Многоопытный литератор, Лейкин неизменно ошибался в своих оценках, когда ему приходилось читать не сценки, не юморески, а серьезную прозу Чехова. «Степь», например, не смог дочитать до конца: «Повесить мало тех людей, которые советовали Вам писать длинные вещи. Впрочем, страниц двадцать пять до конца я еще не дочитал. Мое мнение такое: в мелких вещах, где Вы являетесь юмористом, Вы больший мастер».
Так без всякого страха и сомнений и написано: «страниц двадцать пять до конца (то есть больше четверти текста!) я еще не дочитал…»
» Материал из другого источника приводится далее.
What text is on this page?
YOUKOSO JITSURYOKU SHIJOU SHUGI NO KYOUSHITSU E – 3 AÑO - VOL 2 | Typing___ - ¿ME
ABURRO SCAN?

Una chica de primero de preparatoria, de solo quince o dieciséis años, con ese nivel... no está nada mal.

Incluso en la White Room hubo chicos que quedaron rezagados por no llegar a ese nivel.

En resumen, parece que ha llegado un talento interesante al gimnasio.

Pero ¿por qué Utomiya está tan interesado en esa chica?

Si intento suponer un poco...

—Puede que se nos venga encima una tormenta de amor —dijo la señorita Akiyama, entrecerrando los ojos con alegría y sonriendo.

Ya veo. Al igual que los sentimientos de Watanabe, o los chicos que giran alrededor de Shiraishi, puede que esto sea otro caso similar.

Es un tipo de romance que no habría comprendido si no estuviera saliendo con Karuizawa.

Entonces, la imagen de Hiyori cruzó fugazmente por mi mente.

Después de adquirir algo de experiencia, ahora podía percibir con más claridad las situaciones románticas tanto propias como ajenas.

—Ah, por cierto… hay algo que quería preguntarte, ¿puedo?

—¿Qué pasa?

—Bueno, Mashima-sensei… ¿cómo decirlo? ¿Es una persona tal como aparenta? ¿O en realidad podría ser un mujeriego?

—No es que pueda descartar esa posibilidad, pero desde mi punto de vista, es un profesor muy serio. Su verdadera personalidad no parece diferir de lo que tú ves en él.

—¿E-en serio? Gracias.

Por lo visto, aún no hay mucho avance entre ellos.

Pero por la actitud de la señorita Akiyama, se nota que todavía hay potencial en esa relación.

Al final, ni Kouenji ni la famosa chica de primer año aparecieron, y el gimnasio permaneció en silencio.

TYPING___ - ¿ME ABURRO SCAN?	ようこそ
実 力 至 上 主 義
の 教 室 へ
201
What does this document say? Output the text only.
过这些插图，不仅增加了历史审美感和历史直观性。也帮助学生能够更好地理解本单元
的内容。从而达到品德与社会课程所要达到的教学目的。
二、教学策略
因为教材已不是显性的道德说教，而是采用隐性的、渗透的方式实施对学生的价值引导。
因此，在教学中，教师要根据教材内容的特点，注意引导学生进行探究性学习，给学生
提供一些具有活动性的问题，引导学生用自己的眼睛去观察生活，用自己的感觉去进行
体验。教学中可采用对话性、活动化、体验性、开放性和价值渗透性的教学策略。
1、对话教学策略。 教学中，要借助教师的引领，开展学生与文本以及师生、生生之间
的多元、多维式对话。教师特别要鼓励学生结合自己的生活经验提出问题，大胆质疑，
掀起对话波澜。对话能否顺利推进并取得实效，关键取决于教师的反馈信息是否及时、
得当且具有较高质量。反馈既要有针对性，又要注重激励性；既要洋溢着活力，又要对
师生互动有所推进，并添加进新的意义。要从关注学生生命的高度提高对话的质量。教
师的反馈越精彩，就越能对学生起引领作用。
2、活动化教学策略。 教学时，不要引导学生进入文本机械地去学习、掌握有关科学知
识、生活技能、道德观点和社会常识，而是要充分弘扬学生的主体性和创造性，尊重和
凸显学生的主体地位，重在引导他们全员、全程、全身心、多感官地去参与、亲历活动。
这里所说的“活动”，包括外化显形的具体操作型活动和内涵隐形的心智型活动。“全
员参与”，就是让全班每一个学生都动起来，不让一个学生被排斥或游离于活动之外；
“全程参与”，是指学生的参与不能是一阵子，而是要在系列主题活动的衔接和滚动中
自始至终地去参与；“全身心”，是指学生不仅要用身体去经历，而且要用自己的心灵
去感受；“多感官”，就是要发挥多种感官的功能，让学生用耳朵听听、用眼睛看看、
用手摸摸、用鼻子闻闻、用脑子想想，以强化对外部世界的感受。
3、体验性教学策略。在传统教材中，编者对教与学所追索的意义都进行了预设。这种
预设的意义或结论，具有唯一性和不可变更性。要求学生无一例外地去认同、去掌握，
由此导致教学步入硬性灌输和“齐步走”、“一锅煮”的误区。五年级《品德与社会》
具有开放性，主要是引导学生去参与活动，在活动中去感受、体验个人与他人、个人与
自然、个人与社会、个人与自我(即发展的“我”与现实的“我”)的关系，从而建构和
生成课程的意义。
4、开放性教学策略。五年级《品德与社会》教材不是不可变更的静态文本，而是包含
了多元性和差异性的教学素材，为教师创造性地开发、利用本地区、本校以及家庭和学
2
Собственно, рассказы такого сравнительно большого объема, как «Унтер Пришибеев», Лейкину были не столь уж и нужны: «ведь одними рассказами нельзя наполнить номер». Журнал испытывал постоянную нужду в «мелочишках»; нужны были смешные подписи к рисункам, анекдоты в 10–15 строк, темы для карикатур и т. д. О них Лейкин в 1884–1886 годах напоминал Чехову чуть ли не в каждом письме, но как раз эта работа, не требовавшая, казалось бы, особого труда, была для Чехова непосильна и неприятна. «Вы сами знаете, что легче найти 10 тем для рассказов, чем одну порядочную подпись, — писал он Лейкину 4 ноября 1884 года. — И неужели Вы думаете, что я не прислал бы их Вам, если бы они у меня были? Точно я их продаю в другой журнал!.. Сделал даже по Москве клич, что плачу по полтиннику за каждую сносную тему».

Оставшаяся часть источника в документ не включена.